Home Business ‘Government shifted the economy from taxation to production’ – Mr. Kwaku Kwarteng

‘Government shifted the economy from taxation to production’ – Mr. Kwaku Kwarteng

by The Ghana HIT

Ghana’s government has moved the domestic economy from taxation to production, Mr. Kwaku Kwarteng, a Deputy Minister of Finance, has stated.

On Saturday, 3rd October, he said major Points programme that this is part of efforts to improve the economy and also to end the hardships on Ghanaians.

“The government is shifting the economy from taxation to production. I could go to the 2017 budget and list all the tax lines that we either abolished or reduced,” he remarked.

In 2017, The government either removed or reduced more than 15 “nuisance” taxes.

These included removing the 17.5% VAT/NHIL on real estates, removing the 17.5% VAT/NHIL on chosen imported medicines, that are not produced in the country, removing of the 17.5% VAT/NHIL on financial services, and removing import duty on the importation of spare parts.

Besides the government removed 1 percent special import tax, 17.5% value-added tax on local airline tickets, taxes put on Kayayei by domestic authorities, lowered the import duty for all goods except vehicles 50% and vehicles by 30%, removed excise duty on petroleum, offered full corporate tax deduction for private universities who plough back 100% of profits into the university, lowered the National Electrification Scheme Levy from 5% to 3%, lowered Public Lighting Levy from 5% to 2%, reduced special petroleum tax rate from 17.5% to 13% and introduced specific rates

The government also replaced the 17.5 value-added tax /NHIL rate with a flat rate of 3 percent for traders and granted Capital Gains Tax Exemption on stocks traded on the Ghana Stock Exchange or honestly held securities authorized by the Securities and Exchange Commission.

Mr. Kwarteng, who is also MP for Obuasi West, stated: “We did introduce the GETFund levy and the NHIL Levy.

“We did make them tax lines that for which you could not repeat as input tax. But what you need to look at is that overall, the interventions that we have brought by way of taxing, did they reduce the tax burden on Ghanaians or not?”

Nevertheless, his claims were refused by former Minister of Finance Seth Terkper, who indicated on the show that those levied that were removed have been introduced again in different forms.
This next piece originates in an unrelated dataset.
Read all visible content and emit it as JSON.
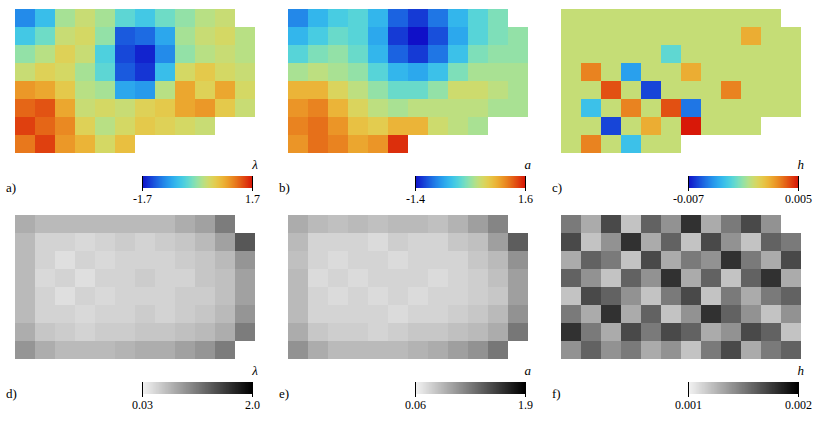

“They have not shifted the economy from taxation to production because each of the taxes they have gone back to use other means of reintroducing it,” he remarked.

Mr. Kwrateng clarified on this particular point, that even though the government had abolished some taxes, it was also its duty to look at which of the taxes to be introduced again to enable the government to achieve its goals.

“Even though in 2017 we had abolished some taxes, it is the responsibility of government as the economy moves to see which taxes will have to be reduced further, which other taxes will have to be reintroduced to achieve specific economic policy objectives,” he remarked.